Total RNA was extracted from tissue samples by homogenization in Trizol reagent (Invitrogen, Carlsbad, CA, USA) followed by isopropanol precipitation. For cDNA synthesis, a superscript II RNaseH– reverse transcriptase kit was used (Invitrogen). The primer sequences are described in Table 1. The PCR mixtures (10 µl) contained 5 µl Fast SYBR green Master Mix (Applied Biosystems, Foster City, CA, USA) and 0.03 µM of each primer. For quantification of gene expression, the StepOnePlus™ sequence detector PCR detection system (Applied Biosystems) was used. The housekeeping gene hypoxanthine guanine phosphoribosyl transferase (Hprt) served as an endogenous control and expression levels were analyzed by the 2−ΔΔCT method.

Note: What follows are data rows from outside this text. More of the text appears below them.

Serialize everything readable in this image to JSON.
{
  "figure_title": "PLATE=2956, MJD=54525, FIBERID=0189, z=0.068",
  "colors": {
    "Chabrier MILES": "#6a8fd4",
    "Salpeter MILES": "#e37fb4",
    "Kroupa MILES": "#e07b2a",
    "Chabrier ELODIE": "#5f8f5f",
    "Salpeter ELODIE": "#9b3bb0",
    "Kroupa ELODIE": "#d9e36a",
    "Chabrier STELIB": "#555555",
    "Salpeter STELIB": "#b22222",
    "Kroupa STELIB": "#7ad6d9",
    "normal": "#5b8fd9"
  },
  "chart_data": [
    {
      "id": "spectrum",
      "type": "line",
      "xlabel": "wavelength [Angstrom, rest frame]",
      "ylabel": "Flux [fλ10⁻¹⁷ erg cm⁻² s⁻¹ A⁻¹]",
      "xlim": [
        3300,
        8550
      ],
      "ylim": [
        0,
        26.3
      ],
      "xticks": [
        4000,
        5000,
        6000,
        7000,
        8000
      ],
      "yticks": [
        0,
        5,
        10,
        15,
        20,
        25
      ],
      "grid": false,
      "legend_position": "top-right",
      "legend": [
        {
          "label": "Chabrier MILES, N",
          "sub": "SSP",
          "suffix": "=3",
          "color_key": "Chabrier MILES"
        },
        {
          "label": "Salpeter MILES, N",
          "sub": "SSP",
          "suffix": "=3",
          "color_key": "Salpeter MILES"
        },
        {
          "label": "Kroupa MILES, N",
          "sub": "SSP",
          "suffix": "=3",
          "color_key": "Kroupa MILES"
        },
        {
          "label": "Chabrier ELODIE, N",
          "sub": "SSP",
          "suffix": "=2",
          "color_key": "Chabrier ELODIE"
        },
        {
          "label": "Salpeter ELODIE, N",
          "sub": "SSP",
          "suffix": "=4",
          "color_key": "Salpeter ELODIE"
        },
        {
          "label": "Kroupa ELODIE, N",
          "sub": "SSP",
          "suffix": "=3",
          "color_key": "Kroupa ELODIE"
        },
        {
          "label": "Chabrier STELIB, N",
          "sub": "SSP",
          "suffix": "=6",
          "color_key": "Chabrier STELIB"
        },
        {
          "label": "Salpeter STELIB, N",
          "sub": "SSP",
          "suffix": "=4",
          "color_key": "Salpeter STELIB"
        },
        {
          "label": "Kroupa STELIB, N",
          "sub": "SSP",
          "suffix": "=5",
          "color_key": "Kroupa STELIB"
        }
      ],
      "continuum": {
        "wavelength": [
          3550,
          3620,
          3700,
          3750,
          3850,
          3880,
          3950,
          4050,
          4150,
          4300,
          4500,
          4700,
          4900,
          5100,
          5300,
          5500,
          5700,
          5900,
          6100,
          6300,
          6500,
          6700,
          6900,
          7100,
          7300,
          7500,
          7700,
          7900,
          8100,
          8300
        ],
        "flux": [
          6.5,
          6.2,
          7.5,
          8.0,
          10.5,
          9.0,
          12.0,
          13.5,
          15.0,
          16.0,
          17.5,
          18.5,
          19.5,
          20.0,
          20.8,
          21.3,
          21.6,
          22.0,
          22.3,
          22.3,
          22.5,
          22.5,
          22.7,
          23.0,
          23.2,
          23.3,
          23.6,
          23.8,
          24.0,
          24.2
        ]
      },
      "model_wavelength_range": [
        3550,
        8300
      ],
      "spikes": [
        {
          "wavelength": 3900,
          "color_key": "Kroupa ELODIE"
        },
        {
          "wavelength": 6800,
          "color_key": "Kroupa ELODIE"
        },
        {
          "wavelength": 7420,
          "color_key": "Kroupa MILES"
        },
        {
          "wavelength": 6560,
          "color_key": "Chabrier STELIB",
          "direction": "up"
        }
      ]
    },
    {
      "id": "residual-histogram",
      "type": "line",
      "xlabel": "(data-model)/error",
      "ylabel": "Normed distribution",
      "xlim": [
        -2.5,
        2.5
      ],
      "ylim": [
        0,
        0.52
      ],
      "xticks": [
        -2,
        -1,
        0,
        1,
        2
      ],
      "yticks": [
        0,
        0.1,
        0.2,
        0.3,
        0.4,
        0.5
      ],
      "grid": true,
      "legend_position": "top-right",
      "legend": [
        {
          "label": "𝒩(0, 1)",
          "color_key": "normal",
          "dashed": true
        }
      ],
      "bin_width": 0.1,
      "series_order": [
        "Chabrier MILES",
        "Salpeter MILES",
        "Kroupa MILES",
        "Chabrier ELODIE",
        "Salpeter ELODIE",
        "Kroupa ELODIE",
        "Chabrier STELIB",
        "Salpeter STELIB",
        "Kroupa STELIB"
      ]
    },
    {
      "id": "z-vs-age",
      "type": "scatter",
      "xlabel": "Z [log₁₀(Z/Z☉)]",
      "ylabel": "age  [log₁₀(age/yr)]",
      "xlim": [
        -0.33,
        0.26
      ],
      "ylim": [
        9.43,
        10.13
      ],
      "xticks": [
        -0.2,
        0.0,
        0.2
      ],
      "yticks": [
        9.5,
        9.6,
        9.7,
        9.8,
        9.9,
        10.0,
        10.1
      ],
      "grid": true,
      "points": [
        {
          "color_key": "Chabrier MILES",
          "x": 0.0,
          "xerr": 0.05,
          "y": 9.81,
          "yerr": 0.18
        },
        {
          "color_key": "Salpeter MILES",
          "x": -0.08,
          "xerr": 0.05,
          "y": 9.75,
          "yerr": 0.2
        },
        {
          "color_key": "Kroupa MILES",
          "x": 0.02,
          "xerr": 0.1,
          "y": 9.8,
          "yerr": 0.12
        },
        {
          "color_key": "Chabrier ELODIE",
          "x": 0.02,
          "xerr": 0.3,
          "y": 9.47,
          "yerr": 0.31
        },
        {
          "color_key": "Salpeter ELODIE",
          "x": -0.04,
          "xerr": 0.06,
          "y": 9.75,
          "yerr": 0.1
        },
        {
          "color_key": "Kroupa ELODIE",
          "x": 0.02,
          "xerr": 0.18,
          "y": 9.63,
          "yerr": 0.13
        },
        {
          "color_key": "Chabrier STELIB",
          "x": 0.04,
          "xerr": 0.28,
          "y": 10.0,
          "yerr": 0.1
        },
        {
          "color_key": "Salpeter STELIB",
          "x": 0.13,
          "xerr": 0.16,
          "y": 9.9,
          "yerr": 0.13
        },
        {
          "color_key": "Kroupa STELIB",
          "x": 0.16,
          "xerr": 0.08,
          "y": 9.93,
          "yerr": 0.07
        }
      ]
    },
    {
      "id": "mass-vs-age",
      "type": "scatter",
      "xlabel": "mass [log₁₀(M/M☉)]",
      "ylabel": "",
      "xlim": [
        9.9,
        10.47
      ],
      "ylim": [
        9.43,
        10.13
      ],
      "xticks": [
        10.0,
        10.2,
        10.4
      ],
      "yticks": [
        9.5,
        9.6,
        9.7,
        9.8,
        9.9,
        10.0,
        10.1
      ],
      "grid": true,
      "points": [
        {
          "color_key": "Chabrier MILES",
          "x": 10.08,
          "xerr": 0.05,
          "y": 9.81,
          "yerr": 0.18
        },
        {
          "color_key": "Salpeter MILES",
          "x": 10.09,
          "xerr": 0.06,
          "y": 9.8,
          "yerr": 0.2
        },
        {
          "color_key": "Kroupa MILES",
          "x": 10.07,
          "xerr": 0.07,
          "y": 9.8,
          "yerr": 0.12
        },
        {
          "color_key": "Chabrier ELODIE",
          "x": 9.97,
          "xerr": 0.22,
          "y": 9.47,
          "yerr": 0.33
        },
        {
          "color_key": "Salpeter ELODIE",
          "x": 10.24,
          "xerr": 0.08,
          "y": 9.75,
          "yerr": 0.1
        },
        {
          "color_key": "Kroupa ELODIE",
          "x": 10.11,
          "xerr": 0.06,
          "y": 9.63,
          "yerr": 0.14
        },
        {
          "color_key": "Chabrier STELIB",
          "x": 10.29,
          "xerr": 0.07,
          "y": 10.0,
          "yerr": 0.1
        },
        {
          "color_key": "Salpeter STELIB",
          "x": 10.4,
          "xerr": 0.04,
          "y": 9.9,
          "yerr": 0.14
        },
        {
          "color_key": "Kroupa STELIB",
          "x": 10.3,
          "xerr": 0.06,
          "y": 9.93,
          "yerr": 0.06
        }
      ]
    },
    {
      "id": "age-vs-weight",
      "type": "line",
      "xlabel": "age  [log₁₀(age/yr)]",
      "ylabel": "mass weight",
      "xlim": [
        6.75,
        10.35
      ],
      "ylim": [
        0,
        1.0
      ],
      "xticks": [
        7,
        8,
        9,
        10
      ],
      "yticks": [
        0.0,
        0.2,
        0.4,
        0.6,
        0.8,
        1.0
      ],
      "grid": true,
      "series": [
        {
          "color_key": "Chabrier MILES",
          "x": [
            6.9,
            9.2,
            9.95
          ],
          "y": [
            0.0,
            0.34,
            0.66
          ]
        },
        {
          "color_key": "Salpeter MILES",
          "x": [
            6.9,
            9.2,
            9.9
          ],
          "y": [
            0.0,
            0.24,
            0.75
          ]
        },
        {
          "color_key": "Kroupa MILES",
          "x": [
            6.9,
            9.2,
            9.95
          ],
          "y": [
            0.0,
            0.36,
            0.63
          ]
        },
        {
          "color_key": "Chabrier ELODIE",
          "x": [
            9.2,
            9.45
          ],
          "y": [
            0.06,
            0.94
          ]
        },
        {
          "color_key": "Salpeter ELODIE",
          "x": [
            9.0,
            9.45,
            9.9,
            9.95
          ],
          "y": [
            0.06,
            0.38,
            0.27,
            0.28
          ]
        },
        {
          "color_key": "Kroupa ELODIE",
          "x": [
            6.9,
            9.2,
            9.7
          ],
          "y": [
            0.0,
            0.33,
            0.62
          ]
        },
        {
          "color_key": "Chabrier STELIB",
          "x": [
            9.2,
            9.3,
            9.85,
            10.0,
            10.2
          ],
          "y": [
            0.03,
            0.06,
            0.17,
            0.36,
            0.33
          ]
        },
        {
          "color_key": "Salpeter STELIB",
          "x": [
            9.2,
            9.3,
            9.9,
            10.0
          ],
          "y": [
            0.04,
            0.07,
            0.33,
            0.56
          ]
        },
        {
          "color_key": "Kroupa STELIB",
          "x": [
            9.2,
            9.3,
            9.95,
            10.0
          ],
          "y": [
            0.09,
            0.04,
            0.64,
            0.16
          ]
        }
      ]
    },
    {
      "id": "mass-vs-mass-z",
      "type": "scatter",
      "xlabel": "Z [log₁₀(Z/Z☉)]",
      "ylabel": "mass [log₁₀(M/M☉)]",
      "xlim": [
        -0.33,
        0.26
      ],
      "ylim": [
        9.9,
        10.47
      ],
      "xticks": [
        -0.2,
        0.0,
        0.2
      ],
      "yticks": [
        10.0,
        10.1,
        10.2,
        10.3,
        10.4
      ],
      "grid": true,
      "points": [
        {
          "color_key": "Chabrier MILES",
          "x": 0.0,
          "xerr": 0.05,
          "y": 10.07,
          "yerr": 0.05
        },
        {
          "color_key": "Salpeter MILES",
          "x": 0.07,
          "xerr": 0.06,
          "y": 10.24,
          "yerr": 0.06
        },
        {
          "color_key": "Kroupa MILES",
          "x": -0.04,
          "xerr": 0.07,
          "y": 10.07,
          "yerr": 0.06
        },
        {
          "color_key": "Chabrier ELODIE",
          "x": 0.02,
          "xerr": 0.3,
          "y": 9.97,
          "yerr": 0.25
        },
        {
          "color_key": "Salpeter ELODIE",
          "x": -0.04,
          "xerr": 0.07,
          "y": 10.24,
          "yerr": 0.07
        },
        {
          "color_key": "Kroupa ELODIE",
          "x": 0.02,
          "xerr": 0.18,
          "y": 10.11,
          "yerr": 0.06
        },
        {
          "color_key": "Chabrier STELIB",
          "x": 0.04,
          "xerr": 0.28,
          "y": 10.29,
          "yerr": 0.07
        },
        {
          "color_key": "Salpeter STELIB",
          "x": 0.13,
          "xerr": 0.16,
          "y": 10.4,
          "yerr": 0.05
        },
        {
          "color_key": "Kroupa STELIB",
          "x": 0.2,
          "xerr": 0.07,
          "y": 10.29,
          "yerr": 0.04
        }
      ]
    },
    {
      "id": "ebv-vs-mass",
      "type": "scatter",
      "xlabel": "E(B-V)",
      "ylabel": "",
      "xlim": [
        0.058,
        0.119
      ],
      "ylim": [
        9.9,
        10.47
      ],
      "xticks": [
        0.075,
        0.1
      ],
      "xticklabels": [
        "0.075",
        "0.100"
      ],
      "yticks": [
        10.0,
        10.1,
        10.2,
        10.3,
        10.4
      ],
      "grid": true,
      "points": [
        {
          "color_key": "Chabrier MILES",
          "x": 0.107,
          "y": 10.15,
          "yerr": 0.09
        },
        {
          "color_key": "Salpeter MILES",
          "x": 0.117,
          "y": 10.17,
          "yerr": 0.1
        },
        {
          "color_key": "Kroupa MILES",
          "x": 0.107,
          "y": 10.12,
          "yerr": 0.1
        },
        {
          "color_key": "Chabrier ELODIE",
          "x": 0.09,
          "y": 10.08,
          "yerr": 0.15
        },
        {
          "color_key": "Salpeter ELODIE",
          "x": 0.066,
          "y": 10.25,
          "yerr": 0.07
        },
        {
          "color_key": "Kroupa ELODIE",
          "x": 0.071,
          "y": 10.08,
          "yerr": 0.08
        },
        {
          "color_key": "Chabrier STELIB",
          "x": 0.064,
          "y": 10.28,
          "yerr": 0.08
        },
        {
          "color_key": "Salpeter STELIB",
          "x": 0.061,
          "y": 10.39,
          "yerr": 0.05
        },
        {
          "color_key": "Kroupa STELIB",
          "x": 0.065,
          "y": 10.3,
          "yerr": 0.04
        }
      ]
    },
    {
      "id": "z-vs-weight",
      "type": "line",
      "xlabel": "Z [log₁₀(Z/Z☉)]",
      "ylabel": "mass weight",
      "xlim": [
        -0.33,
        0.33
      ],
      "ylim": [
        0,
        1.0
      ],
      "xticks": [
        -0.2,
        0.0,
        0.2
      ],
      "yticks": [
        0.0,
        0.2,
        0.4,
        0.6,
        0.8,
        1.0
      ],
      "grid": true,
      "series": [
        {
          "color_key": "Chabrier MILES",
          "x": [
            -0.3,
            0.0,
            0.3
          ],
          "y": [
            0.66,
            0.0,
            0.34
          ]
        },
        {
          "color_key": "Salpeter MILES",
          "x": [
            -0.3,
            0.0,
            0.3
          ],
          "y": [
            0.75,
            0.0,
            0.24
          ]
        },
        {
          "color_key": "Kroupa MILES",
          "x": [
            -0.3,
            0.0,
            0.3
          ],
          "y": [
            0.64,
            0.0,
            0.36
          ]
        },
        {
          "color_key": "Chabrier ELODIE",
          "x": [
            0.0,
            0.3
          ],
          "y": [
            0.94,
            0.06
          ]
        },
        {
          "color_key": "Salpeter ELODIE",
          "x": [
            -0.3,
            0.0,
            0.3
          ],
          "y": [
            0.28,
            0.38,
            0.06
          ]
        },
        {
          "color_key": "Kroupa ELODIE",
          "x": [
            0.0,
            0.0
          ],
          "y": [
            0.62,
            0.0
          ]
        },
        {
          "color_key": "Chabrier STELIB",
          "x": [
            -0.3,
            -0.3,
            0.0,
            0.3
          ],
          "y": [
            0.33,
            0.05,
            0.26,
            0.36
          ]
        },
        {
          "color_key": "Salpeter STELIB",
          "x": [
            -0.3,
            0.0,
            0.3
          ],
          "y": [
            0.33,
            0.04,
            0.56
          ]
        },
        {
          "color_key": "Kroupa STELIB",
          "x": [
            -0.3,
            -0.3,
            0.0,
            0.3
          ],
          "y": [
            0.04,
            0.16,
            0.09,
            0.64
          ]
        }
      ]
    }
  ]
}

Table 1 Primers used for qRT-PCR.


Statistical analysis was performed using Graphpad Prism v6.05. Student t-test and one- way ANOVA followed by Bonferroni’s post-hoc test were used to analyze differences between two groups or more, respectively. When two independent variables were included in the analysis, two-way ANOVA was performed. Evolution of groups over time was analyzed with repeated measures ANOVA. All statistical tests were performed two-tailed. Data are expressed as mean ± SEM and P values < 0.05 were considered statistically significant.

Study approval

All experiments involving animals were performed in accordance with relevant guidelines and regulations and were conducted with approval of the KU Leuven ethical committee (P041/2014).